東京・新宿高島屋の物産展三日目に、不思議なことがありました。
ブース前で、たまたま声を掛けた20代後半の若夫婦と妙に会話が弾み、何気なく「お兄さんたちは良い人だね! 上の名前でも、下の名前でもいいから教えてよ!」と軽いノリで尋ねたら…「サガラです!」
「えっ!?」と目を丸くした私の顔を見た彼は「相談の『相』に良い悪いの『良い』と書いて『相良』です」と補足してくれました!(笑)

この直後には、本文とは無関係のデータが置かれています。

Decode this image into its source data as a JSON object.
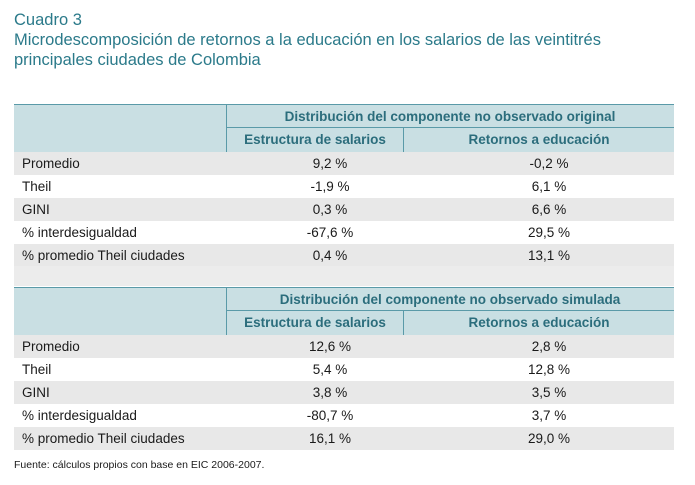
{
  "title": {
    "label": "Cuadro 3",
    "subtitle_line1": "Microdescomposición de retornos a la educación en los salarios de las veintitrés",
    "subtitle_line2": "principales ciudades de Colombia"
  },
  "tables": [
    {
      "group_title": "Distribución del componente no observado original",
      "col_a": "Estructura de salarios",
      "col_b": "Retornos a educación",
      "rows": [
        {
          "label": "Promedio",
          "a": "9,2 %",
          "b": "-0,2 %"
        },
        {
          "label": "Theil",
          "a": "-1,9 %",
          "b": "6,1 %"
        },
        {
          "label": "GINI",
          "a": "0,3 %",
          "b": "6,6 %"
        },
        {
          "label": "% interdesigualdad",
          "a": "-67,6 %",
          "b": "29,5 %"
        },
        {
          "label": "% promedio Theil ciudades",
          "a": "0,4 %",
          "b": "13,1 %"
        }
      ]
    },
    {
      "group_title": "Distribución del componente no observado simulada",
      "col_a": "Estructura de salarios",
      "col_b": "Retornos a educación",
      "rows": [
        {
          "label": "Promedio",
          "a": "12,6 %",
          "b": "2,8 %"
        },
        {
          "label": "Theil",
          "a": "5,4 %",
          "b": "12,8 %"
        },
        {
          "label": "GINI",
          "a": "3,8 %",
          "b": "3,5 %"
        },
        {
          "label": "% interdesigualdad",
          "a": "-80,7 %",
          "b": "3,7 %"
        },
        {
          "label": "% promedio Theil ciudades",
          "a": "16,1 %",
          "b": "29,0 %"
        }
      ]
    }
  ],
  "source": "Fuente: cálculos propios con base en EIC 2006-2007.",
  "colors": {
    "accent": "#2b7a8a",
    "header_bg": "#c9dfe3",
    "row_shade": "#e8e8e8"
  }
}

連日、軽くニ、三百人の来場者と雑談している私ですが…どんなに話が盛り上がろうと、普段はモラルとして絶対に、一見のお客様に名前なんか訊きません!!(笑) なのに、本当にたまたま偶然、話の流れの中で初めて尋ねてしまったら『名前は相良!』と即答された時の衝撃を、あなたは分かっていただけますか?

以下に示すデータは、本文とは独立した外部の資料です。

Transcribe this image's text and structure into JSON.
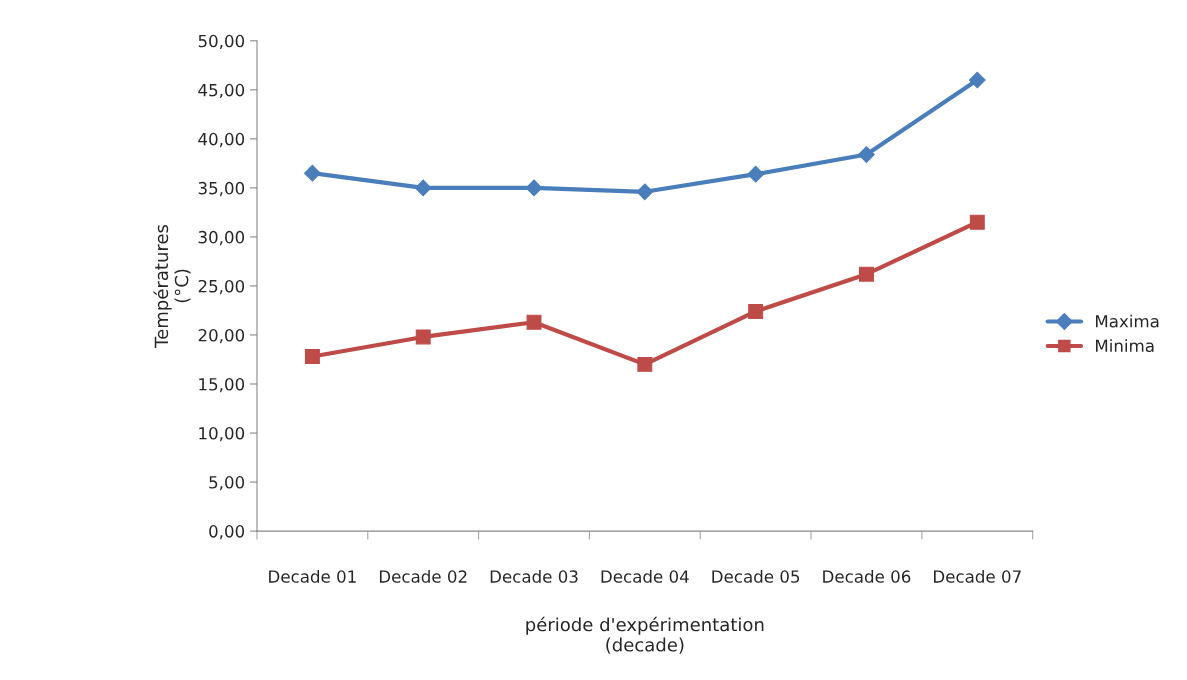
{
  "chart_data": {
    "type": "line",
    "xlabel": "période d'expérimentation\n(decade)",
    "ylabel": "Températures\n(°C)",
    "categories": [
      "Decade 01",
      "Decade 02",
      "Decade 03",
      "Decade 04",
      "Decade 05",
      "Decade 06",
      "Decade 07"
    ],
    "series": [
      {
        "name": "Maxima",
        "color": "#4a7ebb",
        "marker": "diamond",
        "values": [
          36.5,
          35.0,
          35.0,
          34.6,
          36.4,
          38.4,
          46.0
        ]
      },
      {
        "name": "Minima",
        "color": "#be4b48",
        "marker": "square",
        "values": [
          17.8,
          19.8,
          21.3,
          17.0,
          22.4,
          26.2,
          31.5
        ]
      }
    ],
    "ylim": [
      0,
      50
    ],
    "yticks": [
      {
        "value": 0,
        "label": "0,00"
      },
      {
        "value": 5,
        "label": "5,00"
      },
      {
        "value": 10,
        "label": "10,00"
      },
      {
        "value": 15,
        "label": "15,00"
      },
      {
        "value": 20,
        "label": "20,00"
      },
      {
        "value": 25,
        "label": "25,00"
      },
      {
        "value": 30,
        "label": "30,00"
      },
      {
        "value": 35,
        "label": "35,00"
      },
      {
        "value": 40,
        "label": "40,00"
      },
      {
        "value": 45,
        "label": "45,00"
      },
      {
        "value": 50,
        "label": "50,00"
      }
    ],
    "grid": false,
    "legend": "right",
    "line_style": "solid"
  }
}
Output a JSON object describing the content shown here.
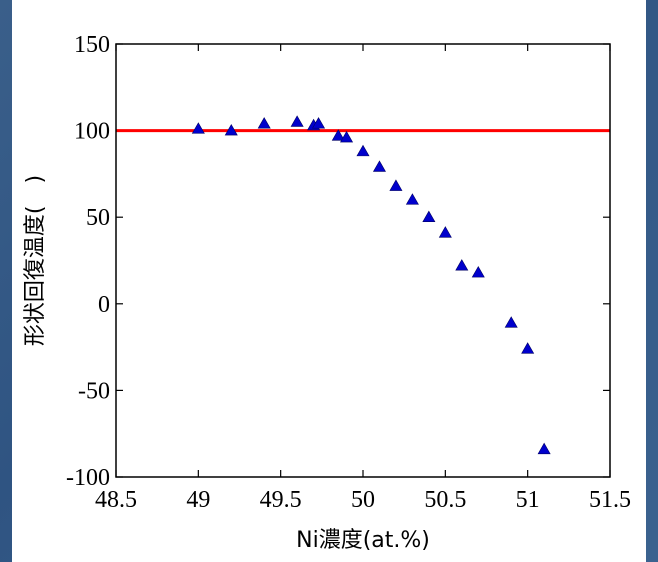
{
  "chart_data": {
    "type": "scatter",
    "xlabel": "Ni濃度(at.%)",
    "ylabel": "形状回復温度(　)",
    "xlim": [
      48.5,
      51.5
    ],
    "ylim": [
      -100,
      150
    ],
    "xticks": [
      "48.5",
      "49",
      "49.5",
      "50",
      "50.5",
      "51",
      "51.5"
    ],
    "yticks": [
      "-100",
      "-50",
      "0",
      "50",
      "100",
      "150"
    ],
    "grid": false,
    "reference_line": {
      "y": 100,
      "color": "#ff0000"
    },
    "series": [
      {
        "marker": "triangle",
        "color": "#0000cc",
        "points": [
          [
            49.0,
            101
          ],
          [
            49.2,
            100
          ],
          [
            49.4,
            104
          ],
          [
            49.6,
            105
          ],
          [
            49.7,
            103
          ],
          [
            49.73,
            104
          ],
          [
            49.85,
            97
          ],
          [
            49.9,
            96
          ],
          [
            50.0,
            88
          ],
          [
            50.1,
            79
          ],
          [
            50.2,
            68
          ],
          [
            50.3,
            60
          ],
          [
            50.4,
            50
          ],
          [
            50.5,
            41
          ],
          [
            50.6,
            22
          ],
          [
            50.7,
            18
          ],
          [
            50.9,
            -11
          ],
          [
            51.0,
            -26
          ],
          [
            51.1,
            -84
          ]
        ]
      }
    ]
  }
}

「こんなことってある?」と興奮しながら、牧之原市と相良氏の話を始めると「ああ知ってます。そうなんです。僕は鎌倉時代に遠州相良から熊本の人吉に渡ったその相良家の末裔なんです。でも、実家は広島。ウチの先祖は、お家騒動で本家のお殿様を斬っちゃて、熊本から逃げてきた相良一族らしいです」というさらなる衝撃発言が飛び出したのでした。
若い彼にこれ以上の記憶や正確な知識がなかったことと、ちょうど混雑している時間帯だったこともあり、残念ながらこれ以上の詳細は聞き出せませんでしたが…本当に驚きました。700年続いた相良氏による肥後人吉藩のどの時代の『お家騒動』だったのか? 今は気になって眠れません!
◆相良氏 藤原南家の流れをくむ工藤氏の庶流で、工藤維兼(これかね)が相良氏の祖とされる。『寛政重脩諸家譜』によればその孫にあたる周頼(かねより)が遠江榛原郡相良荘に住み『相良』を苗字としたのが始まり。
建久四年(1193)、源頼朝の命により相良頼景が肥後国球磨に転封。以後明治維新まで、相良家は約700年間にわたって球磨地方一帯を治める。
この間、内部の抗争は結構多かったものの自壊することもなく、また地形的要因にも支えられて外部からの大きな侵略を許すこともなかった。